Corpun file 25334 at

The Evening News, San Jose, California, 5 November 1921, p.2

Public Spanking for Students in Bonfire Raid

Press cutting

PALO ALTO, Nov. 5. -- Eleven boys, students at the Palo Alto union high school, face the pain and humiliation of being publicly spanked in a manner similar to that used in the ancient days of the whipping post. The "kangaroo court," as the spanking is known at the local high school, was ordered by overwhelming vote of the student body of the high school for known violations of a interschool agreement between the San Jose and Palo Alto high schools in the raiding by the eleven boys, together with others unknown, of the Reed athletic field in San Jose with the intent of firing prematurely the bonfire made ready by the San Jose high school students for the Thursday rally.

The public spanking, or kangaroo court, is to be administered by the members of the Palo Alto high school football eleven, composed of the huskiest lads in the school. Parents of the lads involved in the raid on the San Jose school and athletic field, whose names were made public at an assembly held an Thursday, have been offered an opportunity to protest against the kangaroo court in writing if they so desire.

Following is the result of the veto cast at the student body assembly regarding the disposition of the cases and the punishment to be meted the offenders: For the kangaroo court, 172; for suspension, 21; for ostracism, 24; for "give them the glad hand", 16; for no punishment, 94; for probation, 8; for further written apology, 15; for involuntary hard labor, 16.

Corpun file 25350 at

The Evening News, San Jose, California, 18 November 1921, p.6

The "Spanking" Decision

Press cutting

The now famous decision of the Palo Alto high school student body to submit to a public "spanking" eleven students who violated an agreement between the San Jose and Palo Alto high schools was doubtless laughed at by many adults as simply one more boys' prank. But certainly such a decision, gravely debated before a large student body, is of an infinitely higher order than are the decisions of sophomores to discipline freshmen for the crime of being freshmen.

The feud between freshmen and sophomores which still rages with more or less vigor in every school in the United States is a survival from the days when countries were not ruled so democratically as they are now ruled. A rigidly fixed caste system is implied in the very basis of the arbitrary dispute between the two "classes." The sophomore is superior to the freshmen simply because he has been in the school longer, just as, in the social and political system which gave birth to this old school custom, a noble was superior to a commoner because track had been kept of his ancestry for a longer period.

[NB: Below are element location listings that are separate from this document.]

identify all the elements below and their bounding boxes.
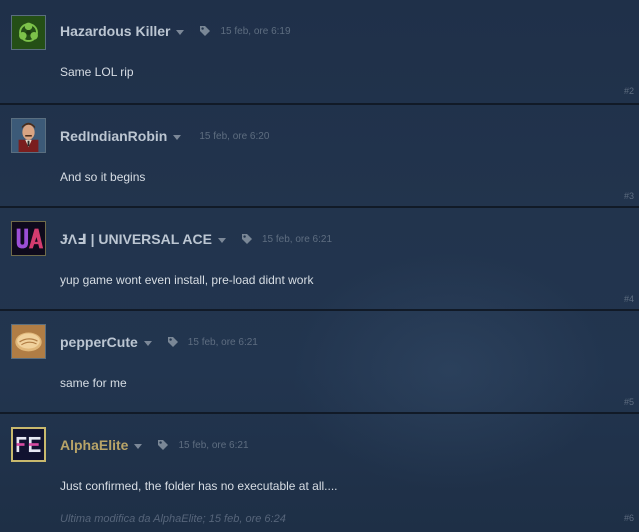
comment-header: pepperCute 15 feb, ore 6:21: [60, 333, 258, 351]
chevron-down-icon[interactable]: [176, 29, 185, 35]
fe-logo-avatar-icon: [13, 429, 44, 460]
comment-date: 15 feb, ore 6:20: [199, 130, 270, 142]
chevron-down-icon[interactable]: [143, 340, 152, 346]
award-tag-icon: [158, 440, 169, 450]
avatar[interactable]: [11, 15, 46, 50]
avatar[interactable]: [11, 324, 46, 359]
comment-header: AlphaElite 15 feb, ore 6:21: [60, 436, 249, 454]
chevron-down-icon[interactable]: [217, 237, 226, 243]
author-name[interactable]: ɈΛℲ | UNIVERSAL ACE: [60, 231, 212, 248]
author-name[interactable]: pepperCute: [60, 334, 138, 350]
comment-post: AlphaElite 15 feb, ore 6:21 Just confirm…: [0, 412, 639, 532]
award-tag-icon: [241, 234, 252, 244]
comment-date: 15 feb, ore 6:21: [261, 233, 333, 245]
ua-logo-avatar-icon: [12, 222, 45, 255]
comment-text: Just confirmed, the folder has no execut…: [60, 479, 338, 493]
award-tag-icon: [200, 26, 211, 36]
author-name[interactable]: AlphaElite: [60, 437, 128, 453]
comment-text: same for me: [60, 376, 127, 390]
comment-number-link[interactable]: #3: [624, 191, 634, 201]
anchorman-avatar-icon: [12, 119, 45, 152]
comment-text: Same LOL rip: [60, 65, 134, 79]
comment-post: ɈΛℲ | UNIVERSAL ACE 15 feb, ore 6:21 yup…: [0, 206, 639, 308]
comment-text: And so it begins: [60, 170, 146, 184]
pancake-avatar-icon: [12, 325, 45, 358]
comment-header: ɈΛℲ | UNIVERSAL ACE 15 feb, ore 6:21: [60, 230, 332, 248]
comment-post: pepperCute 15 feb, ore 6:21 same for me …: [0, 309, 639, 411]
comment-text: yup game wont even install, pre-load did…: [60, 273, 314, 287]
comment-thread: Hazardous Killer 15 feb, ore 6:19 Same L…: [0, 0, 639, 532]
avatar[interactable]: [11, 427, 46, 462]
biohazard-avatar-icon: [12, 16, 45, 49]
comment-number-link[interactable]: #4: [624, 294, 634, 304]
author-name[interactable]: Hazardous Killer: [60, 23, 170, 39]
comment-number-link[interactable]: #2: [624, 86, 634, 96]
chevron-down-icon[interactable]: [173, 134, 182, 140]
comment-header: RedIndianRobin 15 feb, ore 6:20: [60, 127, 269, 145]
comment-post: RedIndianRobin 15 feb, ore 6:20 And so i…: [0, 103, 639, 205]
comment-number-link[interactable]: #5: [624, 397, 634, 407]
comment-date: 15 feb, ore 6:19: [220, 25, 291, 37]
award-tag-icon: [167, 337, 178, 347]
edited-note: Ultima modifica da AlphaElite; 15 feb, o…: [60, 513, 286, 525]
comment-post: Hazardous Killer 15 feb, ore 6:19 Same L…: [0, 0, 639, 102]
comment-number-link[interactable]: #6: [624, 513, 634, 523]
comment-date: 15 feb, ore 6:21: [187, 336, 258, 348]
avatar[interactable]: [11, 118, 46, 153]
comment-date: 15 feb, ore 6:21: [178, 439, 249, 451]
author-name[interactable]: RedIndianRobin: [60, 128, 167, 144]
avatar[interactable]: [11, 221, 46, 256]
comment-header: Hazardous Killer 15 feb, ore 6:19: [60, 22, 291, 40]
chevron-down-icon[interactable]: [134, 443, 143, 449]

But a grave decision to "spank" at a stated time offending members of the student body is a decision as significant and important as the decision of a congress or legislature to provide definite punishment for certain crimes by due process of law. However such a decision may be on the offending eleven, it is infinitely more civilized than the arbitrary punishments awarded under the sophomore-freshman dispute system.